The Sentinel-Record

Dems risk culture war fight in Charlottes­ville response

- BILL BARROW

ATLANTA — President Donald Trump’s widely criticized response to white supremacis­t violence in Virginia has left Democrats in a quandary: how to seize the moral high ground without getting sucked into a politicall­y perilous culture war.

Democrats have denounced Trump for blaming “both sides” for deadly protests in Charlottes­ville, Virginia, and, more recently, for defending Confederat­e monuments.

But the party faces a complex task: While addressing race and history in ways that reflect the party’s values, Democrats risk getting sidetracke­d from issues like jobs and the economy that resonate with voters ahead of the 2018 midterm election.

The party has been looking to answer Trump’s populism by crafting its own middle-class brand, yet Democratic leaders across multiple states now are pushing to take down Old South monuments like the one that ostensibly sparked the events in Charlottes­ville, and a trio of rank-and-file House Democrats wants to pursue a congressio­nal censure of the president.

In interviews this week before his resignatio­n was announced Friday, White House strategist Steve Bannon gleefully suggested Democrats are falling into a trap.

“I want them to talk about racism every day,” Bannon told The American Prospect, a liberal magazine. “If the left is focused on race and identity, and we go with economic nationalis­m, we can crush the Democrats.”

Trump himself has called Confederat­e memorials, most of them actually erected decades after the Civil War, “beautiful statues” that reflect “our nation’s history and culture.”

Polls taken after last weekend’s violence offer some evidence backing Bannon’s and Trump’s view. While polls found widespread disgust with white supremacis­ts, a Marist Poll for NPR and PBS found that just 27 percent of adults queried believe Confederat­e monuments “should be removed because they are offensive.” About two out of three white and Latino respondent­s said they should remain, as did 44 percent of black respondent­s.

Andrew Young, a Democrat, civil rights leader and former U.N. ambassador, warned this week that the monuments are “a distractio­n.” He told reporters in Atlanta it is “too costly to refight the Civil War.”

Boyd Brown of South Carolina, a former state lawmaker and onetime member of the Democratic National Committee, says Democrats are right to oppose Confederat­e monuments and criticize Trump’s remarks. “He tweets something crazy, we react — and we’re not wrong,” Brown said. But “we have to talk about a lack of jobs and education in poor districts, voter suppressio­n laws. Ask why Medicaid funding is always the target. And then explain how all those things hurt more than just African-Americans.”

Trump upset Democrat Hillary Clinton on the strength of his support from white voters, particular­ly working-class whites who possessed a combinatio­n of economic frustratio­n and racial resentment­s salved by Trump’s promises of immigratio­n controls, law-andorder and a booming economy.

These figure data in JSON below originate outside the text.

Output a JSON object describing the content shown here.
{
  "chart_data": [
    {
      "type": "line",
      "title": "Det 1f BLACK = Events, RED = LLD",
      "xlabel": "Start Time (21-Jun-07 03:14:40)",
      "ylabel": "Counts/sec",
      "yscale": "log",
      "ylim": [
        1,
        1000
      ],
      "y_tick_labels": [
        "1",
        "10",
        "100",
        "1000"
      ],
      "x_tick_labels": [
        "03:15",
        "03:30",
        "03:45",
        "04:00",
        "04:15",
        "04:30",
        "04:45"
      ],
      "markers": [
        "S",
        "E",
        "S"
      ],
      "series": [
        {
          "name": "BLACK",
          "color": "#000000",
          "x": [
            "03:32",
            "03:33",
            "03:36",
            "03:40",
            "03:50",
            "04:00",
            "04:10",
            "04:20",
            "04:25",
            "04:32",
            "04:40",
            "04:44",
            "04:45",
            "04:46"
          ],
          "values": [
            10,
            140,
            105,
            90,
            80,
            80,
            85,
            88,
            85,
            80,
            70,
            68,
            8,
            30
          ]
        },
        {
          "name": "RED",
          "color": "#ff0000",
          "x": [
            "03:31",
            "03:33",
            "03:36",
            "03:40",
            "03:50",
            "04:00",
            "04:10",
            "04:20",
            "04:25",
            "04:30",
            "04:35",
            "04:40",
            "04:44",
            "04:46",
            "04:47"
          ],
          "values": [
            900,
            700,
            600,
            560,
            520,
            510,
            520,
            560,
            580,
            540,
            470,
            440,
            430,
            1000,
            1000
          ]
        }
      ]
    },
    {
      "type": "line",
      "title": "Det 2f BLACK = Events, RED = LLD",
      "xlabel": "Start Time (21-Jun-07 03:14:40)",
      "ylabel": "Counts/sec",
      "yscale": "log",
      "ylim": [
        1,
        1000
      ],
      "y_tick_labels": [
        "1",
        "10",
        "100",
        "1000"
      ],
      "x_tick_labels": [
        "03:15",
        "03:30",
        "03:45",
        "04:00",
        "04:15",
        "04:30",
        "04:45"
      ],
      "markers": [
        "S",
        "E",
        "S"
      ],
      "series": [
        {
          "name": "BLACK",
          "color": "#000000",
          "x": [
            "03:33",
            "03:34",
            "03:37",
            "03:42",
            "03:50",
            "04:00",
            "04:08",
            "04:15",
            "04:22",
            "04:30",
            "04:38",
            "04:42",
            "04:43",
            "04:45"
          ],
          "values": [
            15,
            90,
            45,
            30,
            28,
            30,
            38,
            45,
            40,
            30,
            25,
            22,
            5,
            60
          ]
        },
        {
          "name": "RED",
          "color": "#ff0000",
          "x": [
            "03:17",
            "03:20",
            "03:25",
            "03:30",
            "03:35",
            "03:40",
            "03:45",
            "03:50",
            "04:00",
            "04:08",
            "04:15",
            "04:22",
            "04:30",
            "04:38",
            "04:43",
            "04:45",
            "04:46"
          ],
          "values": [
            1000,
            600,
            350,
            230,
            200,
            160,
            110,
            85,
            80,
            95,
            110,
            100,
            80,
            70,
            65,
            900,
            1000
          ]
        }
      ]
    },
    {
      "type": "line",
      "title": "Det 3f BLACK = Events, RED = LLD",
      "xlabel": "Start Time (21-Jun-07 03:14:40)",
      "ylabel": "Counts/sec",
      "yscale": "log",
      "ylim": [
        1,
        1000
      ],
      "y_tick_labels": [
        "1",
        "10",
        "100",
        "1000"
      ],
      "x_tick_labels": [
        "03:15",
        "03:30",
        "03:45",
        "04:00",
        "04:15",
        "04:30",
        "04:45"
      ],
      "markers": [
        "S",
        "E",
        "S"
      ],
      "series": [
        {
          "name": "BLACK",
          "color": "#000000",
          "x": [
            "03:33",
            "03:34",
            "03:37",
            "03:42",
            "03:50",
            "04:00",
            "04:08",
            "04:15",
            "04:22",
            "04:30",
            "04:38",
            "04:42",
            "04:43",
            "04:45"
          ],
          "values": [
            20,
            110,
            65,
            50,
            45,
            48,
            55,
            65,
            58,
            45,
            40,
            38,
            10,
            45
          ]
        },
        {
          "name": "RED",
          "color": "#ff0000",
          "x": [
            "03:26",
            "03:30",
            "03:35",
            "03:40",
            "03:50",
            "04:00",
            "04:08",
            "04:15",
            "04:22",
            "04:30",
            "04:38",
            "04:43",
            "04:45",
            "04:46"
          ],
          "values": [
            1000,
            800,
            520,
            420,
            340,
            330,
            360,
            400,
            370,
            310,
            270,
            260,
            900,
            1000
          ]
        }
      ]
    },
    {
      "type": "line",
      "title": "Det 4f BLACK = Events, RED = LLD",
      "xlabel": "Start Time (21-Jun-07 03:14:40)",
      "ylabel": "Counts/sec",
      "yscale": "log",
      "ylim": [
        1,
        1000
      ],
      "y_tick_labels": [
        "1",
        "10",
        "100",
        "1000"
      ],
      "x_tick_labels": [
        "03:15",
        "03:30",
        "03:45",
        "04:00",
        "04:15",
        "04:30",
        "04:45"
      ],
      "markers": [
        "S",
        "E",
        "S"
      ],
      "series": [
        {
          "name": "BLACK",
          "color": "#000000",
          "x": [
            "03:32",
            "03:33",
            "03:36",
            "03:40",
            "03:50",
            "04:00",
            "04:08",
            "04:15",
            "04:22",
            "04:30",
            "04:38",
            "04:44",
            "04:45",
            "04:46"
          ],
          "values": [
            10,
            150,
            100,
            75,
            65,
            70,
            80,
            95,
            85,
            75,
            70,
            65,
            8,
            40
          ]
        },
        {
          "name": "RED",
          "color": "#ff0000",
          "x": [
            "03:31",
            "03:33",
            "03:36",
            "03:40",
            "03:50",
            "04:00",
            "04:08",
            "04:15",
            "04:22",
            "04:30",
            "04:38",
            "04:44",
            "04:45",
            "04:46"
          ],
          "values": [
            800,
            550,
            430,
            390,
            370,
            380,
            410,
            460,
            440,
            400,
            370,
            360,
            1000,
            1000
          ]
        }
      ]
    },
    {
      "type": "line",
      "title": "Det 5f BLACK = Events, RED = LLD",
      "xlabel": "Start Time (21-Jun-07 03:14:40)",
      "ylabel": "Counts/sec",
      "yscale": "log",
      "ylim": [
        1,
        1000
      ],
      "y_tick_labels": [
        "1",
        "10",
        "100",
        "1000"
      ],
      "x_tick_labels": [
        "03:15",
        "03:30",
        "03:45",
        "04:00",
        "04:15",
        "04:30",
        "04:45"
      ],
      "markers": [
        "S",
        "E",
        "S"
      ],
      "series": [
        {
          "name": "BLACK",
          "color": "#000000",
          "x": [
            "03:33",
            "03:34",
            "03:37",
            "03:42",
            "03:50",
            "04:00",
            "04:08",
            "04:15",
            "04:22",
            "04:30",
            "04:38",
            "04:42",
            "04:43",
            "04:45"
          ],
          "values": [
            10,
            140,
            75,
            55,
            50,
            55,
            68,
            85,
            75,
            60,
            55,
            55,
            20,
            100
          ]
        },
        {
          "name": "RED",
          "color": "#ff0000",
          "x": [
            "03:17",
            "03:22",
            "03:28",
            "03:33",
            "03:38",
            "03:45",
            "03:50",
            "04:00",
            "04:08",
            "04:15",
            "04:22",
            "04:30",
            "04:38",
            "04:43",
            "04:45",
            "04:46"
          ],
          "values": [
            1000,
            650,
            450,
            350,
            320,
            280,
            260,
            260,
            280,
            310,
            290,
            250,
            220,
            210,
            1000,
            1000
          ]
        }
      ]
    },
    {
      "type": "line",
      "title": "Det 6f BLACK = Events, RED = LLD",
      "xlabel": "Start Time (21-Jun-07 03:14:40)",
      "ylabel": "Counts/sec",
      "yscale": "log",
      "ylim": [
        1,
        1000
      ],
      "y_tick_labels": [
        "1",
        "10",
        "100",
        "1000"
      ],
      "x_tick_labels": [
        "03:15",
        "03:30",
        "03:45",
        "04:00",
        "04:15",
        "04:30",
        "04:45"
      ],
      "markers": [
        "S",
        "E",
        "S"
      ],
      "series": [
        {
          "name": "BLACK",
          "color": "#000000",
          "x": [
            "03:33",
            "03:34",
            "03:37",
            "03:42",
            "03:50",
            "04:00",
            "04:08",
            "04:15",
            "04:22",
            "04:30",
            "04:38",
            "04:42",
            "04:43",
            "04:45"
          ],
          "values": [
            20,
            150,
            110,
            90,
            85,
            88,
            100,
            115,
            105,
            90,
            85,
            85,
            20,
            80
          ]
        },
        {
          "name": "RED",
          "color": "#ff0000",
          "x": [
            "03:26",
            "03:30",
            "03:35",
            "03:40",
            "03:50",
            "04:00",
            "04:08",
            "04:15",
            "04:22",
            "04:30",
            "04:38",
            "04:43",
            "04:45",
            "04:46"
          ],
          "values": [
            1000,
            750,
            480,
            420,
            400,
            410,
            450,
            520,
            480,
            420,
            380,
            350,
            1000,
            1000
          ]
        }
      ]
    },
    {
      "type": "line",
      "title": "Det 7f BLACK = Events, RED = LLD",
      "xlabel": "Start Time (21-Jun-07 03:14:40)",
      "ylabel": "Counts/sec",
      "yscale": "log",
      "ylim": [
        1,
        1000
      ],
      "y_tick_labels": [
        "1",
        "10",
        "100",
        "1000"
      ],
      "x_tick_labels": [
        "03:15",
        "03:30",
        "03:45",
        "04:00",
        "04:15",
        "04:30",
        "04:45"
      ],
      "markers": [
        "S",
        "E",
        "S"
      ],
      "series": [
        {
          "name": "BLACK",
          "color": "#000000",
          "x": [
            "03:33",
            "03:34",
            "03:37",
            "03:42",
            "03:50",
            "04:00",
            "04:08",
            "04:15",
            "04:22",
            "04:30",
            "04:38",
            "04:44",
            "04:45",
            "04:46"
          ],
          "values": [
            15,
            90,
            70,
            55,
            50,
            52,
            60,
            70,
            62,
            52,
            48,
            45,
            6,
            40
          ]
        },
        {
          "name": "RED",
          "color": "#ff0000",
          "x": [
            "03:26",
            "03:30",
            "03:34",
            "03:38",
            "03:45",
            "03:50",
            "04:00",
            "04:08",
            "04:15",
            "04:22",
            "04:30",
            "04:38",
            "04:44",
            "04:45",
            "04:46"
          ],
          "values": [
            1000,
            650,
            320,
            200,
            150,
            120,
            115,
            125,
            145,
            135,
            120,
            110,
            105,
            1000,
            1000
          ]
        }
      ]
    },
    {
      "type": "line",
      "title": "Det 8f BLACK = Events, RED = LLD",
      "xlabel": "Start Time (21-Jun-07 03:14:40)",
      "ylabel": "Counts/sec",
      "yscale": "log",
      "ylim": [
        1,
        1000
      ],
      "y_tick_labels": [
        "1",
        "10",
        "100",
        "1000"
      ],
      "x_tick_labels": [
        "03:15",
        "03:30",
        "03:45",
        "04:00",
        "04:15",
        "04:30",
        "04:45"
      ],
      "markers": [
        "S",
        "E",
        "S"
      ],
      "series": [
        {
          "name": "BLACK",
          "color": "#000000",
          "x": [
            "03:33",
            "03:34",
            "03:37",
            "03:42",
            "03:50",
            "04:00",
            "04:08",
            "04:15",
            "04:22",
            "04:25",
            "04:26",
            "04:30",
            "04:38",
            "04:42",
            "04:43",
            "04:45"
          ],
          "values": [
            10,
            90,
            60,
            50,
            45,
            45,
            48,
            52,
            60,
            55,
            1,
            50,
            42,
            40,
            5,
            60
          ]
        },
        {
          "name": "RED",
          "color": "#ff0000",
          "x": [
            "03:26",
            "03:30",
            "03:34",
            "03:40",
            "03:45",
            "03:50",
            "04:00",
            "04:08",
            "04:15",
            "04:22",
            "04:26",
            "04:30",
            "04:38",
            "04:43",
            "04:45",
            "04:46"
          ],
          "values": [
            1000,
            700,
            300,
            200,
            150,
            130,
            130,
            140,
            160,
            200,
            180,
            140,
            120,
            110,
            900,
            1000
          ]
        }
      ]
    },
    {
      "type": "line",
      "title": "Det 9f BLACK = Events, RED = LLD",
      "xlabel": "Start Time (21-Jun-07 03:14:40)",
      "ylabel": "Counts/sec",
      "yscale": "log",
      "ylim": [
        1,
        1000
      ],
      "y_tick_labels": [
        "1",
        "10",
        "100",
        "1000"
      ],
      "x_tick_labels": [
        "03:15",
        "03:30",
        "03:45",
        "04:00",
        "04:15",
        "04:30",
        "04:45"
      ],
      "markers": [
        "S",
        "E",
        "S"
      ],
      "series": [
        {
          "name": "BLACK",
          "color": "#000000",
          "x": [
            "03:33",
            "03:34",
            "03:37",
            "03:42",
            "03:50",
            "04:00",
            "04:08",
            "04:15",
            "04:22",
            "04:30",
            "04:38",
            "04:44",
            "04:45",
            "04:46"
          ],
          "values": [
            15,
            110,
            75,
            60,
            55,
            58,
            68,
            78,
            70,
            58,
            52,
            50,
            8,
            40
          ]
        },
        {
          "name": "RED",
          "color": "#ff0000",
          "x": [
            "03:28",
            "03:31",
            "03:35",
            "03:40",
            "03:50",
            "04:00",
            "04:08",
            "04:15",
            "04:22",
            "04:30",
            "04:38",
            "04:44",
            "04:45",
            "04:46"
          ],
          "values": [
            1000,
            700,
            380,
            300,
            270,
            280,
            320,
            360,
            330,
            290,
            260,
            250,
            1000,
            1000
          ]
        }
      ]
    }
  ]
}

Clinton, meanwhile, concentrat­ed so much on Trump’s deficienci­es and outlandish statements that her own policy proposals received less attention. That’s a problem that has beset Trump rivals since he first declared his candidacy: All the attention focused on Trump — even unflatteri­ng stories — prevent them from getting out their own messages.

Brian Fallon, who was spokesman for Clinton’s campaign, said Democrats shouldn’t let that happen after Charlottes­ville.

“As horrifying as what the president has said is, you have to have an affirmativ­e agenda,” he said.

Still, Fallon praised Democratic efforts to keep Trump and Republican­s on the defensive over the president’s response — even if it doesn’t help them politicall­y.

“Sometimes it’s important to take a stand regardless of the electoral impacts,” he said, noting that Clinton delivered a speech last year warning of white nationalis­ts’ rise alongside Trump’s campaign.

Democrats have tried various tactics to press the Charlottes­ville issue. Besides the push to censure Trump and remove monuments, they are planning voter organizati­on drives across the United States.

Andrew Gillum, the mayor of Tallahasse­e, Florida, and candidate for governor, is among the Democrats calling for monuments to be moved to museums or cemeteries.

Gillum, who is black, says Democrats must argue “these monuments have been weaponized. We can’t pretend that didn’t happen.”

The issue is reminiscen­t of South Carolina’s decision to remove the Confederat­e battle flag from statehouse grounds in 2015 after a white gunman killed nine people at a historic black church in Charleston. Then-Gov. Nikki Haley, a Republican who is now Trump’s United Nations ambassador, declared the flag untenably divisive after the wide distributi­on of photos showing the killer clutching it.

“She was focused on leading the state through a grieving process so it could begin healing,” recalls Rob Godfrey, one of her top aides at the time.

But Godfrey notes Haley never considered jettisonin­g other Old South relics.

“That was going to drive people apart,” Godfrey says.